What does $1.76 billion mean? It's roughly equivalent to burning $4.8 million every day.
According to the same announcement, Strategy's USD reserves amount to $2.55 billion, at this consumption rate enough to last approximately one and a half years. Adding the Bitcoin liquidation limit of the framework, the coverage period can be extended to over two years.
This is the reason for the framework's existence. It is not selling Bitcoin in the market but providing an increasingly expensive capital structure with an oxygen tube extension.
How long the framework can last depends on the price of Bitcoin. This is a simple yet brutal math problem.
At the current price, the framework would need to sell approximately 20,000 Bitcoins, accounting for 2.5% of the total holdings. This proportion seems manageable. However, as seen in the chart below, as the price drops, the required sell-off quantity rapidly increases. If Bitcoin falls by 40%, the same amount would require nearly twice the quantity to exchange.

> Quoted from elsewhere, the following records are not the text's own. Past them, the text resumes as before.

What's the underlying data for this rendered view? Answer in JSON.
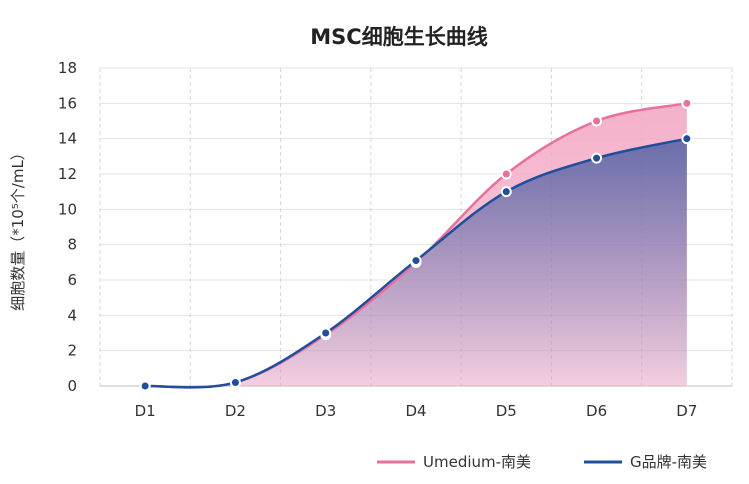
{
  "chart_data": {
    "type": "area",
    "title": "MSC细胞生长曲线",
    "xlabel": "",
    "ylabel": "细胞数量（*10⁵个/mL）",
    "categories": [
      "D1",
      "D2",
      "D3",
      "D4",
      "D5",
      "D6",
      "D7"
    ],
    "ylim": [
      0,
      18
    ],
    "yticks": [
      0,
      2,
      4,
      6,
      8,
      10,
      12,
      14,
      16,
      18
    ],
    "grid": {
      "horizontal": true,
      "vertical_dashed": true
    },
    "legend_position": "bottom-right",
    "series": [
      {
        "name": "Umedium-南美",
        "values": [
          0,
          0.2,
          2.9,
          7.0,
          12.0,
          15.0,
          16.0
        ],
        "color": "#e8709e",
        "fill": "#f6bfd3"
      },
      {
        "name": "G品牌-南美",
        "values": [
          0,
          0.2,
          3.0,
          7.1,
          11.0,
          12.9,
          14.0
        ],
        "color": "#1f4e9b",
        "fill": "#3a5aa4"
      }
    ]
  }
}
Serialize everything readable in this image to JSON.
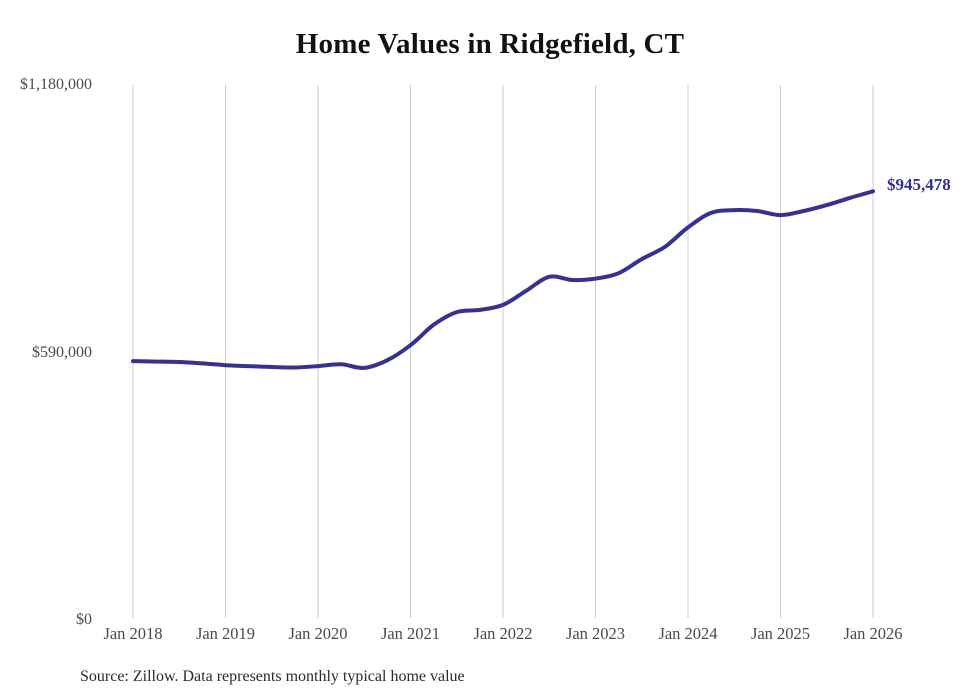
{
  "title": "Home Values in Ridgefield, CT",
  "source": {
    "text": "Source: Zillow. Data represents monthly typical home value"
  },
  "chart_data": {
    "type": "line",
    "title": "Home Values in Ridgefield, CT",
    "series_name": "Typical home value (monthly)",
    "x": [
      "2018-01",
      "2018-04",
      "2018-07",
      "2018-10",
      "2019-01",
      "2019-04",
      "2019-07",
      "2019-10",
      "2020-01",
      "2020-04",
      "2020-07",
      "2020-10",
      "2021-01",
      "2021-04",
      "2021-07",
      "2021-10",
      "2022-01",
      "2022-04",
      "2022-07",
      "2022-10",
      "2023-01",
      "2023-04",
      "2023-07",
      "2023-10",
      "2024-01",
      "2024-04",
      "2024-07",
      "2024-10",
      "2025-01",
      "2025-04",
      "2025-07",
      "2025-10",
      "2026-01"
    ],
    "values": [
      571000,
      570000,
      569000,
      566000,
      562000,
      560000,
      558000,
      557000,
      560000,
      564000,
      556000,
      573000,
      606000,
      651000,
      679000,
      684000,
      695000,
      726000,
      757000,
      750000,
      753000,
      765000,
      796000,
      823000,
      866000,
      898000,
      904000,
      902000,
      893000,
      902000,
      915000,
      931000,
      945478
    ],
    "last_value": 945478,
    "end_label": "$945,478",
    "xticks": [
      "Jan 2018",
      "Jan 2019",
      "Jan 2020",
      "Jan 2021",
      "Jan 2022",
      "Jan 2023",
      "Jan 2024",
      "Jan 2025",
      "Jan 2026"
    ],
    "yticks": [
      {
        "label": "$1,180,000",
        "value": 1180000
      },
      {
        "label": "$590,000",
        "value": 590000
      },
      {
        "label": "$0",
        "value": 0
      }
    ],
    "ylim": [
      0,
      1180000
    ],
    "grid": "vertical-only",
    "legend": "none",
    "line_color": "#37318f",
    "grid_color": "#cccccc",
    "end_label_color": "#34308e"
  }
}
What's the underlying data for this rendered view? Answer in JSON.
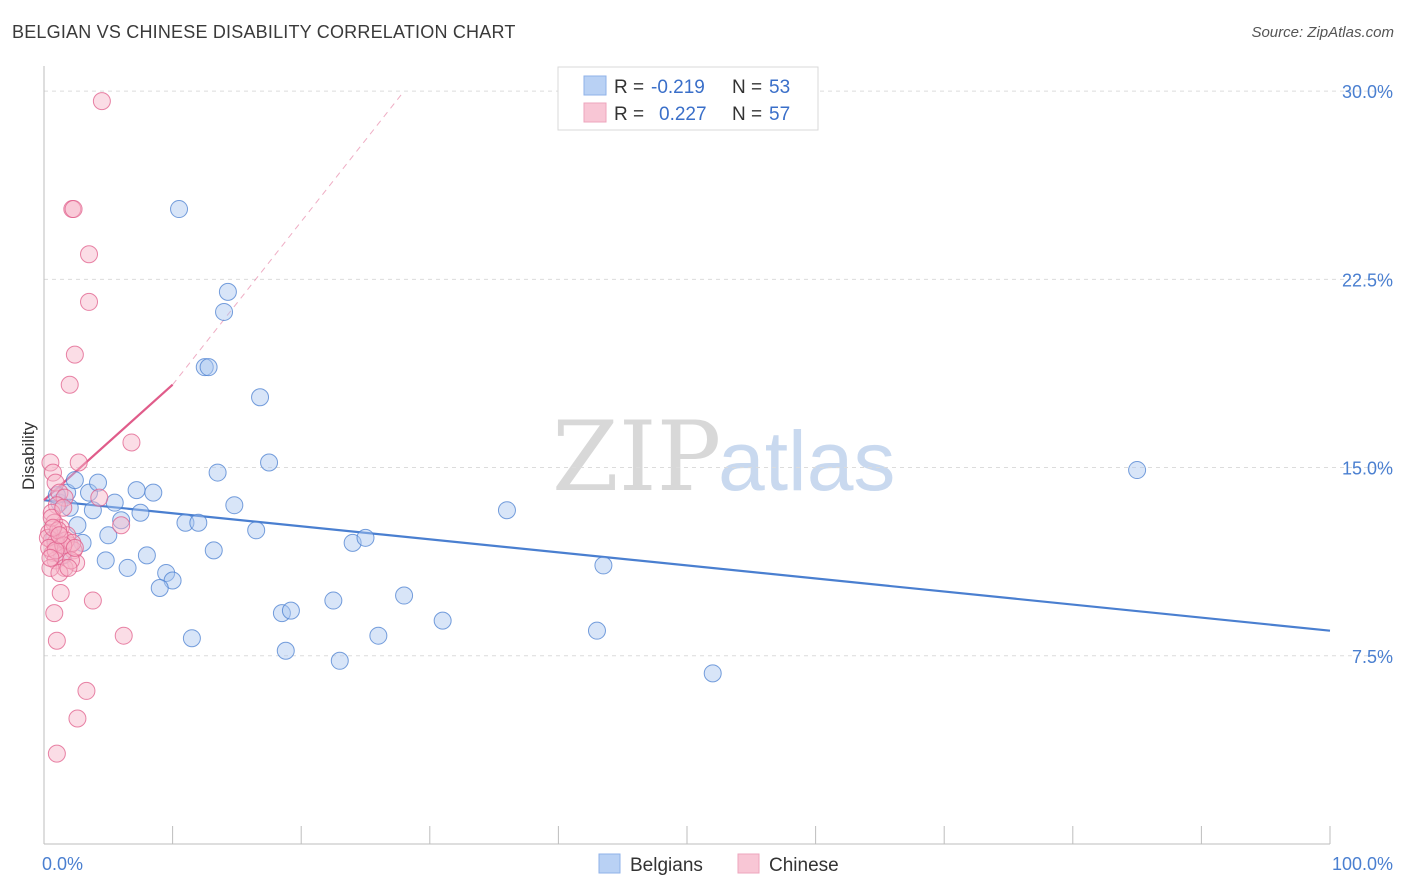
{
  "title": "BELGIAN VS CHINESE DISABILITY CORRELATION CHART",
  "source": "Source: ZipAtlas.com",
  "chart_data": {
    "type": "scatter",
    "ylabel": "Disability",
    "xlabel": "",
    "xlim": [
      0,
      100
    ],
    "ylim": [
      0,
      31
    ],
    "y_ticks": [
      {
        "value": 7.5,
        "label": "7.5%"
      },
      {
        "value": 15.0,
        "label": "15.0%"
      },
      {
        "value": 22.5,
        "label": "22.5%"
      },
      {
        "value": 30.0,
        "label": "30.0%"
      }
    ],
    "x_tick_labels": {
      "min": "0.0%",
      "max": "100.0%"
    },
    "grid": true,
    "legend_position": "top-center",
    "series": [
      {
        "name": "Belgians",
        "color": "#4a7fd0",
        "fill": "#a9c6f0",
        "r_label": "R =",
        "r_value": "-0.219",
        "n_label": "N =",
        "n_value": "53",
        "trend": {
          "x": [
            0,
            100
          ],
          "y": [
            13.7,
            8.5
          ],
          "dashed_to": null
        },
        "points": [
          [
            1.2,
            13.6
          ],
          [
            1.8,
            14.0
          ],
          [
            2.4,
            14.5
          ],
          [
            2.0,
            13.4
          ],
          [
            3.5,
            14.0
          ],
          [
            3.8,
            13.3
          ],
          [
            4.2,
            14.4
          ],
          [
            5.5,
            13.6
          ],
          [
            6.0,
            12.9
          ],
          [
            4.8,
            11.3
          ],
          [
            5.0,
            12.3
          ],
          [
            7.2,
            14.1
          ],
          [
            7.5,
            13.2
          ],
          [
            8.0,
            11.5
          ],
          [
            8.5,
            14.0
          ],
          [
            9.5,
            10.8
          ],
          [
            10.0,
            10.5
          ],
          [
            11.0,
            12.8
          ],
          [
            11.5,
            8.2
          ],
          [
            12.0,
            12.8
          ],
          [
            10.5,
            25.3
          ],
          [
            14.3,
            22.0
          ],
          [
            14.0,
            21.2
          ],
          [
            12.5,
            19.0
          ],
          [
            12.8,
            19.0
          ],
          [
            13.2,
            11.7
          ],
          [
            13.5,
            14.8
          ],
          [
            14.8,
            13.5
          ],
          [
            16.5,
            12.5
          ],
          [
            16.8,
            17.8
          ],
          [
            17.5,
            15.2
          ],
          [
            18.5,
            9.2
          ],
          [
            18.8,
            7.7
          ],
          [
            19.2,
            9.3
          ],
          [
            22.5,
            9.7
          ],
          [
            23.0,
            7.3
          ],
          [
            24.0,
            12.0
          ],
          [
            25.0,
            12.2
          ],
          [
            26.0,
            8.3
          ],
          [
            28.0,
            9.9
          ],
          [
            31.0,
            8.9
          ],
          [
            36.0,
            13.3
          ],
          [
            43.0,
            8.5
          ],
          [
            43.5,
            11.1
          ],
          [
            52.0,
            6.8
          ],
          [
            85.0,
            14.9
          ],
          [
            1.5,
            11.5
          ],
          [
            2.6,
            12.7
          ],
          [
            3.0,
            12.0
          ],
          [
            6.5,
            11.0
          ],
          [
            9.0,
            10.2
          ],
          [
            0.8,
            12.2
          ],
          [
            1.0,
            13.9
          ]
        ]
      },
      {
        "name": "Chinese",
        "color": "#e05c8a",
        "fill": "#f6b3c8",
        "r_label": "R =",
        "r_value": "0.227",
        "n_label": "N =",
        "n_value": "57",
        "trend": {
          "x": [
            0,
            10
          ],
          "y": [
            13.7,
            18.3
          ],
          "dashed_to": {
            "x": 28,
            "y": 30.0
          }
        },
        "points": [
          [
            4.5,
            29.6
          ],
          [
            2.2,
            25.3
          ],
          [
            2.3,
            25.3
          ],
          [
            3.5,
            23.5
          ],
          [
            3.5,
            21.6
          ],
          [
            2.4,
            19.5
          ],
          [
            2.0,
            18.3
          ],
          [
            6.8,
            16.0
          ],
          [
            0.5,
            15.2
          ],
          [
            2.7,
            15.2
          ],
          [
            0.7,
            14.8
          ],
          [
            0.9,
            14.4
          ],
          [
            1.2,
            14.0
          ],
          [
            1.6,
            13.8
          ],
          [
            4.3,
            13.8
          ],
          [
            1.0,
            13.5
          ],
          [
            0.6,
            13.2
          ],
          [
            0.8,
            12.8
          ],
          [
            1.3,
            12.6
          ],
          [
            6.0,
            12.7
          ],
          [
            0.4,
            12.4
          ],
          [
            1.8,
            12.3
          ],
          [
            0.6,
            12.1
          ],
          [
            1.1,
            11.9
          ],
          [
            2.0,
            11.9
          ],
          [
            2.3,
            11.7
          ],
          [
            0.7,
            11.6
          ],
          [
            1.4,
            11.5
          ],
          [
            0.9,
            11.3
          ],
          [
            2.5,
            11.2
          ],
          [
            1.6,
            11.0
          ],
          [
            0.5,
            11.0
          ],
          [
            1.2,
            10.8
          ],
          [
            3.8,
            9.7
          ],
          [
            0.8,
            9.2
          ],
          [
            1.0,
            8.1
          ],
          [
            6.2,
            8.3
          ],
          [
            3.3,
            6.1
          ],
          [
            2.6,
            5.0
          ],
          [
            1.0,
            3.6
          ],
          [
            1.3,
            10.0
          ],
          [
            0.9,
            12.0
          ],
          [
            1.7,
            12.1
          ],
          [
            2.1,
            11.3
          ],
          [
            0.6,
            13.0
          ],
          [
            1.5,
            13.4
          ],
          [
            0.3,
            12.2
          ],
          [
            1.1,
            12.5
          ],
          [
            0.4,
            11.8
          ],
          [
            2.2,
            12.0
          ],
          [
            1.9,
            11.0
          ],
          [
            0.7,
            12.6
          ],
          [
            1.5,
            11.9
          ],
          [
            0.9,
            11.7
          ],
          [
            1.2,
            12.3
          ],
          [
            2.4,
            11.8
          ],
          [
            0.5,
            11.4
          ]
        ]
      }
    ]
  }
}
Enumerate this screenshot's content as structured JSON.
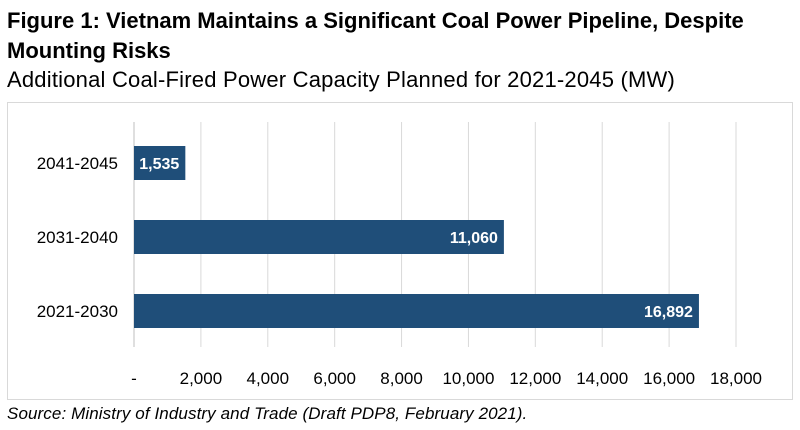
{
  "figure": {
    "title": "Figure 1: Vietnam Maintains a Significant Coal Power Pipeline, Despite Mounting Risks",
    "subtitle": "Additional Coal-Fired Power Capacity Planned for 2021-2045 (MW)",
    "source": "Source: Ministry of Industry and Trade (Draft PDP8, February 2021)."
  },
  "colors": {
    "bar": "#1f4e79",
    "grid": "#d9d9d9",
    "axis": "#bfbfbf",
    "label": "#ffffff"
  },
  "chart_data": {
    "type": "bar",
    "orientation": "horizontal",
    "categories": [
      "2041-2045",
      "2031-2040",
      "2021-2030"
    ],
    "values": [
      1535,
      11060,
      16892
    ],
    "value_labels": [
      "1,535",
      "11,060",
      "16,892"
    ],
    "xlim": [
      0,
      18000
    ],
    "x_ticks": [
      0,
      2000,
      4000,
      6000,
      8000,
      10000,
      12000,
      14000,
      16000,
      18000
    ],
    "x_tick_labels": [
      "-",
      "2,000",
      "4,000",
      "6,000",
      "8,000",
      "10,000",
      "12,000",
      "14,000",
      "16,000",
      "18,000"
    ],
    "grid": true,
    "legend": false
  }
}
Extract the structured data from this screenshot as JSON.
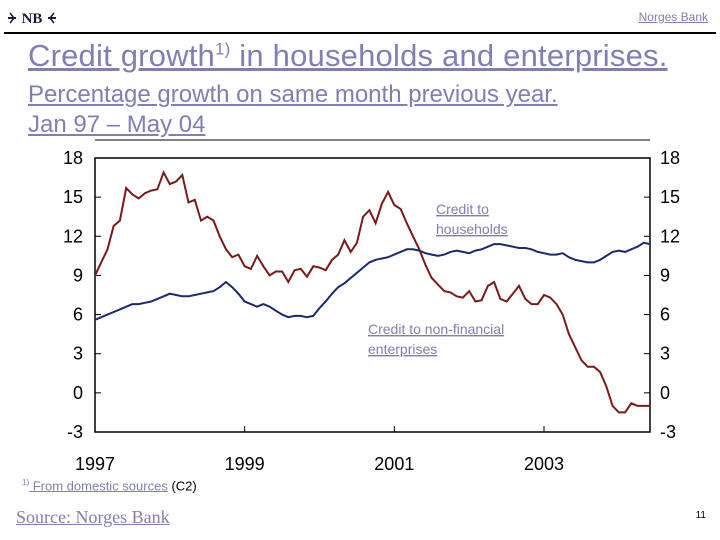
{
  "header": {
    "brand": "Norges Bank",
    "logo_text": "NB",
    "title": "Credit growth",
    "title_sup": "1)",
    "title_rest": " in households and enterprises.",
    "subtitle_line1": "Percentage growth on same month previous year.",
    "subtitle_line2": "Jan 97 – May 04"
  },
  "footer": {
    "footnote_mark": "1)",
    "footnote_text": " From domestic sources",
    "footnote_code": " (C2)",
    "source": "Source: Norges Bank",
    "page_number": "11"
  },
  "colors": {
    "households": "#1a2a6c",
    "enterprises": "#7a1a1a",
    "link_text": "#7f7fb4"
  },
  "chart_data": {
    "type": "line",
    "title": "Credit growth in households and enterprises",
    "xlabel": "",
    "ylabel": "Percentage growth on same month previous year",
    "ylim": [
      -3,
      18
    ],
    "y_ticks": [
      "18",
      "15",
      "12",
      "9",
      "6",
      "3",
      "0",
      "-3"
    ],
    "y_tick_values": [
      18,
      15,
      12,
      9,
      6,
      3,
      0,
      -3
    ],
    "x_ticks": [
      "1997",
      "1999",
      "2001",
      "2003"
    ],
    "x_tick_months": [
      0,
      24,
      48,
      72
    ],
    "x_range_months": [
      0,
      89
    ],
    "series": [
      {
        "name": "Credit to households",
        "label_line1": "Credit to",
        "label_line2": "households",
        "months": [
          0,
          1,
          2,
          3,
          4,
          5,
          6,
          7,
          8,
          9,
          10,
          11,
          12,
          13,
          14,
          15,
          16,
          17,
          18,
          19,
          20,
          21,
          22,
          23,
          24,
          25,
          26,
          27,
          28,
          29,
          30,
          31,
          32,
          33,
          34,
          35,
          36,
          37,
          38,
          39,
          40,
          41,
          42,
          43,
          44,
          45,
          46,
          47,
          48,
          49,
          50,
          51,
          52,
          53,
          54,
          55,
          56,
          57,
          58,
          59,
          60,
          61,
          62,
          63,
          64,
          65,
          66,
          67,
          68,
          69,
          70,
          71,
          72,
          73,
          74,
          75,
          76,
          77,
          78,
          79,
          80,
          81,
          82,
          83,
          84,
          85,
          86,
          87,
          88,
          89
        ],
        "values": [
          5.6,
          5.8,
          6.0,
          6.2,
          6.4,
          6.6,
          6.8,
          6.8,
          6.9,
          7.0,
          7.2,
          7.4,
          7.6,
          7.5,
          7.4,
          7.4,
          7.5,
          7.6,
          7.7,
          7.8,
          8.1,
          8.5,
          8.1,
          7.6,
          7.0,
          6.8,
          6.6,
          6.8,
          6.6,
          6.3,
          6.0,
          5.8,
          5.9,
          5.9,
          5.8,
          5.9,
          6.5,
          7.0,
          7.6,
          8.1,
          8.4,
          8.8,
          9.2,
          9.6,
          10.0,
          10.2,
          10.3,
          10.4,
          10.6,
          10.8,
          11.0,
          11.0,
          10.9,
          10.7,
          10.6,
          10.5,
          10.6,
          10.8,
          10.9,
          10.8,
          10.7,
          10.9,
          11.0,
          11.2,
          11.4,
          11.4,
          11.3,
          11.2,
          11.1,
          11.1,
          11.0,
          10.8,
          10.7,
          10.6,
          10.6,
          10.7,
          10.4,
          10.2,
          10.1,
          10.0,
          10.0,
          10.2,
          10.5,
          10.8,
          10.9,
          10.8,
          11.0,
          11.2,
          11.5,
          11.4
        ]
      },
      {
        "name": "Credit to non-financial enterprises",
        "label_line1": "Credit to non-financial",
        "label_line2": "enterprises",
        "months": [
          0,
          1,
          2,
          3,
          4,
          5,
          6,
          7,
          8,
          9,
          10,
          11,
          12,
          13,
          14,
          15,
          16,
          17,
          18,
          19,
          20,
          21,
          22,
          23,
          24,
          25,
          26,
          27,
          28,
          29,
          30,
          31,
          32,
          33,
          34,
          35,
          36,
          37,
          38,
          39,
          40,
          41,
          42,
          43,
          44,
          45,
          46,
          47,
          48,
          49,
          50,
          51,
          52,
          53,
          54,
          55,
          56,
          57,
          58,
          59,
          60,
          61,
          62,
          63,
          64,
          65,
          66,
          67,
          68,
          69,
          70,
          71,
          72,
          73,
          74,
          75,
          76,
          77,
          78,
          79,
          80,
          81,
          82,
          83,
          84,
          85,
          86,
          87,
          88,
          89
        ],
        "values": [
          9.0,
          10.0,
          11.0,
          12.8,
          13.2,
          15.7,
          15.2,
          14.9,
          15.3,
          15.5,
          15.6,
          16.9,
          16.0,
          16.2,
          16.7,
          14.6,
          14.8,
          13.2,
          13.5,
          13.2,
          12.0,
          11.0,
          10.4,
          10.6,
          9.7,
          9.5,
          10.5,
          9.7,
          9.0,
          9.3,
          9.3,
          8.5,
          9.4,
          9.5,
          8.9,
          9.7,
          9.6,
          9.4,
          10.2,
          10.6,
          11.7,
          10.8,
          11.5,
          13.5,
          14.0,
          13.0,
          14.5,
          15.4,
          14.4,
          14.1,
          13.0,
          12.0,
          11.0,
          9.8,
          8.8,
          8.3,
          7.8,
          7.7,
          7.4,
          7.3,
          7.8,
          7.0,
          7.1,
          8.2,
          8.5,
          7.2,
          7.0,
          7.6,
          8.2,
          7.2,
          6.8,
          6.8,
          7.5,
          7.3,
          6.8,
          6.0,
          4.5,
          3.5,
          2.5,
          2.0,
          2.0,
          1.6,
          0.5,
          -1.0,
          -1.5,
          -1.5,
          -0.8,
          -1.0,
          -1.0,
          -1.0
        ]
      }
    ]
  }
}
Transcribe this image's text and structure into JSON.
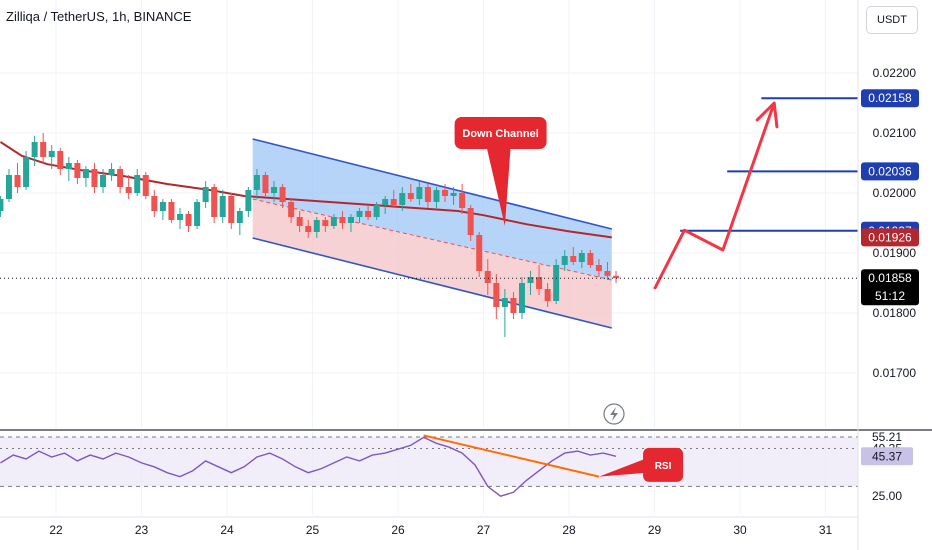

Of particular interest is the scenario outside the framework. According to VanEck's analysis, if all annualized obligations need to be covered by selling BTC, under the most extreme price assumption, the Strategy would need to sell nearly 50,000 BTC in a year, representing 5.8% of the holdings.
There is a self-reinforcing cycle at play here. A decline in the Bitcoin price would reduce MSTR's NAV multiple. According to Trefis' analysis, MSTR's current mNAV is around 0.64x, meaning the market values each $1 of Bitcoin in the Strategy at only $0.64.
What does a mNAV below 1 signify? At this discount level, executing At-the-Market (ATM) offerings is akin to selling one's Bitcoin at a discount. According to several institutional analyses, this was once the primary funding route for the Strategy and is effectively now frozen.
Options are limited. If the USD reserves continue to deplete, the STRC's depegging worsens, leading to a forced increase in interest rates. Higher interest rates escalate the annualized obligations, compelling the Strategy to sell more Bitcoin, increasing selling pressure that further depresses the Bitcoin price. Selling BTC may not necessarily break this cycle and could even accelerate it.
However, the 5.8% annual depletion is under the most extreme assumption. As per the announcement, the Strategy's reserves combined with the framework capacity total $3.8 billion, enough to cover obligations for over two years. Large-scale coin sales are not needed in the short term.
The rationale behind the 7% market surge may lie here. Prior to the framework's unveiling, investors priced in a bleaker scenario, where the Strategy might be forced into disorderly Bitcoin liquidations, possibly failing to meet preferred stock dividends. The framework replaced panic with an institutionalized solution. According to Bohan Jiang, Senior Derivatives Trader at FalconX, the framework is "positive for both common and preferred stockholders."
However, easing liquidity concerns does not equate to resolving structural issues. The $17.6 billion in annualized obligations will not decrease due to the framework's presence, and the STRC's interest rate remains at 12%. If the Bitcoin price does not recover, the length of this oxygen tube can be calculated.